The 75-year-old author achieved international fame with the novel children of midnight, published in 1980, which earned him the Booker Prize the following year, the most prestigious in the United Kingdom. The title of the work refers to the midnight of August 15, 1947, when the independence of India from the British was consummated, as well as the partition with Pakistan. The book sparked controversy in India for alleged derogatory comments towards Indira Gandhi, who was the country’s prime minister when it was published.
With an overflowing imagination, Rushdie, epigone of the great RK Narayan, is the most famous figure among the plethora of contemporary Indian writers who use English as a literary language (and who are legion, from his contemporaries such as the great Vikram Seth or Rohinton Mistry to the younger Anita Desai and Amit Chaudhuri, followed by the more recent generation of the successful Arundhati Roy and Arun Desai). His style has been compared to the magical realism of Gabriel García Márquez and Carlos Fuentes.

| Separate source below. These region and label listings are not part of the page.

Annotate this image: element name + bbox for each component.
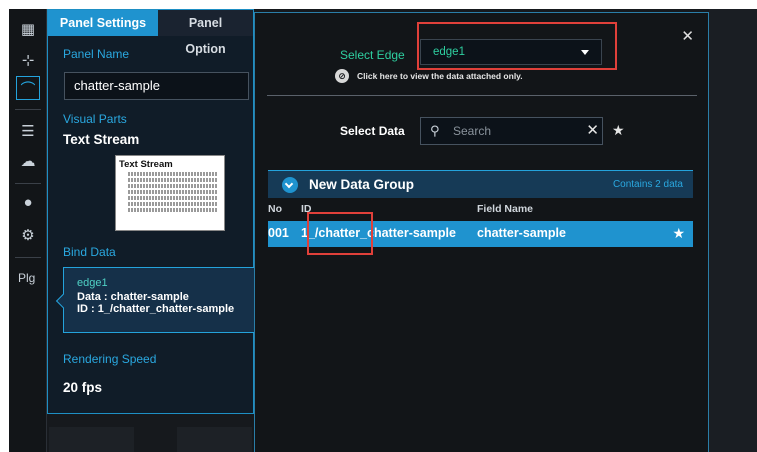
- gear-icon[interactable]: ⚙: [16, 223, 40, 247]
- search-box: ⚲ ✕: [420, 117, 603, 145]
- thumbnail-line: [128, 202, 218, 206]
- bind-edge: edge1: [77, 277, 108, 289]
- visual-parts-thumbnail[interactable]: Text Stream: [115, 155, 225, 231]
- group-name: New Data Group: [309, 177, 415, 192]
- add-icon[interactable]: ⊹: [16, 48, 40, 72]
- bind-data-label: Bind Data: [63, 245, 116, 259]
- column-field-name: Field Name: [477, 203, 534, 215]
- star-icon[interactable]: ★: [672, 225, 685, 242]
- visual-parts-label: Visual Parts: [63, 112, 127, 126]
- highlight-box: [307, 212, 373, 255]
- chevron-down-icon[interactable]: [282, 177, 298, 193]
- thumbnail-line: [128, 178, 218, 182]
- data-group-header[interactable]: New Data Group Contains 2 data: [268, 170, 693, 198]
- rail-divider: [15, 183, 41, 184]
- user-icon[interactable]: ●: [16, 190, 40, 214]
- background-panel: [177, 427, 252, 452]
- data-select-dialog: ✕ Select Edge edge1 ⊘ Click here to view…: [254, 12, 709, 452]
- thumbnail-line: [128, 190, 218, 194]
- select-data-label: Select Data: [340, 124, 405, 138]
- plugin-label[interactable]: Plg: [18, 271, 35, 285]
- thumbnail-line: [128, 184, 218, 188]
- search-input[interactable]: [453, 122, 573, 140]
- row-no: 001: [268, 226, 289, 240]
- background-panel: [709, 9, 757, 452]
- bind-id-line: ID : 1_/chatter_chatter-sample: [77, 303, 235, 315]
- star-icon[interactable]: ★: [612, 122, 625, 139]
- highlight-box: [417, 22, 617, 70]
- row-field-name: chatter-sample: [477, 226, 566, 240]
- clear-icon[interactable]: ✕: [586, 121, 599, 139]
- visual-parts-value: Text Stream: [63, 132, 140, 147]
- panel-icon[interactable]: ⌒: [16, 76, 40, 100]
- thumbnail-line: [128, 208, 218, 212]
- thumbnail-title: Text Stream: [119, 159, 173, 170]
- eye-off-icon[interactable]: ⊘: [335, 69, 349, 83]
- thumbnail-line: [128, 196, 218, 200]
- panel-settings: Panel Settings Panel Option Panel Name c…: [47, 9, 257, 414]
- column-no: No: [268, 203, 282, 215]
- app-window: ▦ ⊹ ⌒ ☰ ☁ ● ⚙ Plg Panel Settings Panel O…: [9, 9, 757, 452]
- tab-panel-settings[interactable]: Panel Settings: [48, 10, 158, 36]
- bind-data-line: Data : chatter-sample: [77, 291, 189, 303]
- bind-card-pointer: [55, 293, 71, 309]
- rendering-speed-value: 20 fps: [63, 380, 103, 395]
- attached-only-link[interactable]: Click here to view the data attached onl…: [357, 71, 523, 81]
- thumbnail-line: [128, 172, 218, 176]
- panel-name-label: Panel Name: [63, 47, 130, 61]
- tab-panel-option[interactable]: Panel Option: [158, 10, 253, 56]
- divider: [267, 95, 697, 96]
- settings-tabs: Panel Settings Panel Option: [48, 10, 253, 56]
- rail-divider: [15, 257, 41, 258]
- cloud-upload-icon[interactable]: ☁: [16, 149, 40, 173]
- select-edge-label: Select Edge: [340, 48, 405, 62]
- bind-data-card[interactable]: edge1 Data : chatter-sample ID : 1_/chat…: [55, 267, 257, 333]
- search-icon: ⚲: [430, 123, 440, 138]
- group-count: Contains 2 data: [612, 179, 683, 190]
- dashboard-icon[interactable]: ▦: [16, 17, 40, 41]
- background-panel: [49, 427, 134, 452]
- list-icon[interactable]: ☰: [16, 119, 40, 143]
- icon-rail: ▦ ⊹ ⌒ ☰ ☁ ● ⚙ Plg: [9, 9, 47, 452]
- rail-divider: [15, 109, 41, 110]
- close-icon[interactable]: ✕: [681, 27, 694, 45]
- rendering-speed-label: Rendering Speed: [63, 352, 157, 366]
- panel-name-input[interactable]: chatter-sample: [64, 72, 249, 100]
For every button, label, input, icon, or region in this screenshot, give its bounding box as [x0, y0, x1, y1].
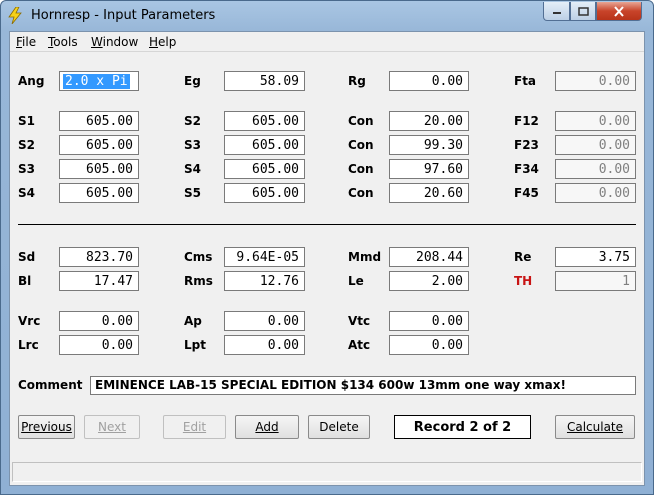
eg-label: Eg — [184, 74, 201, 88]
menu-file[interactable]: File — [16, 35, 36, 49]
vtc-field[interactable]: 0.00 — [389, 311, 469, 331]
f34-label: F34 — [514, 162, 539, 176]
mmd-label: Mmd — [348, 250, 382, 264]
lightning-bolt-icon — [8, 7, 22, 24]
maximize-icon — [577, 6, 589, 16]
minimize-button[interactable] — [543, 2, 570, 21]
s4-row-field[interactable]: 605.00 — [59, 183, 139, 203]
comment-label: Comment — [18, 378, 83, 392]
f12-field[interactable]: 0.00 — [555, 111, 636, 131]
con4-label: Con — [348, 186, 374, 200]
menu-bar: File Tools Window Help — [10, 32, 644, 52]
le-field[interactable]: 2.00 — [389, 271, 469, 291]
th-label: TH — [514, 274, 533, 288]
comment-field[interactable]: EMINENCE LAB-15 SPECIAL EDITION $134 600… — [90, 376, 636, 395]
window-title: Hornresp - Input Parameters — [31, 8, 216, 23]
calculate-button[interactable]: Calculate — [555, 415, 635, 439]
maximize-button[interactable] — [570, 2, 596, 21]
s3-label: S3 — [184, 138, 201, 152]
le-label: Le — [348, 274, 364, 288]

He himself has recognized his important links with Latin American literature, but he also drinks from the rich Indian oral tradition, which has its roots in the great foundational epics. His mixture of magical realism and historical fiction makes his novels, more than a narrative to use, a worldview, cultural heritage of the vast cosmogony of Hinduism. His texts combine satire, fantasy and political allegory. In the eighties he also began as a columnist and essayist. Among his non-fiction work stands out the volume of essays The languages of truth: essays 2003-2020, with several references to the disease and its metaphors, along the lines of the American essayist Susan Sontag.
His latest book is titled Quixote, from 2020, a rereading of the work of Cervantes that the author adapts to the situation that the United States was experiencing at that time under the Government of Donald Trump. Regarding this work, Rushdie declared in an interview with EL PAÍS: “When the fourth centenary of the deaths of Cervantes and Shakespeare was celebrated [2016]I reread the Quixote and I saw how rogues arose in my head whom I named after the immortal characters of Cervantes. For me, this novel is a little what it was Children of Midnight: a kind of compendium of everything I want to be and say as an artist”.
Rushdie’s effervescent personality, the success of his books —and also the notoriety that the fatwa gave him— have made him one of the most famous figures in artistic circles on both sides of the Atlantic. His personal adventures and his hectic sentimental life —in 2007 he divorced his fourth wife, a well-known Indian model— have delighted the serious media, and the less serious ones, as a member of that literary aristocracy in which the British Martin Amis, another regular writer of the pink press, and his compatriots Julian Barnes or Christopher Hitchens. All of them, authors turned into characters.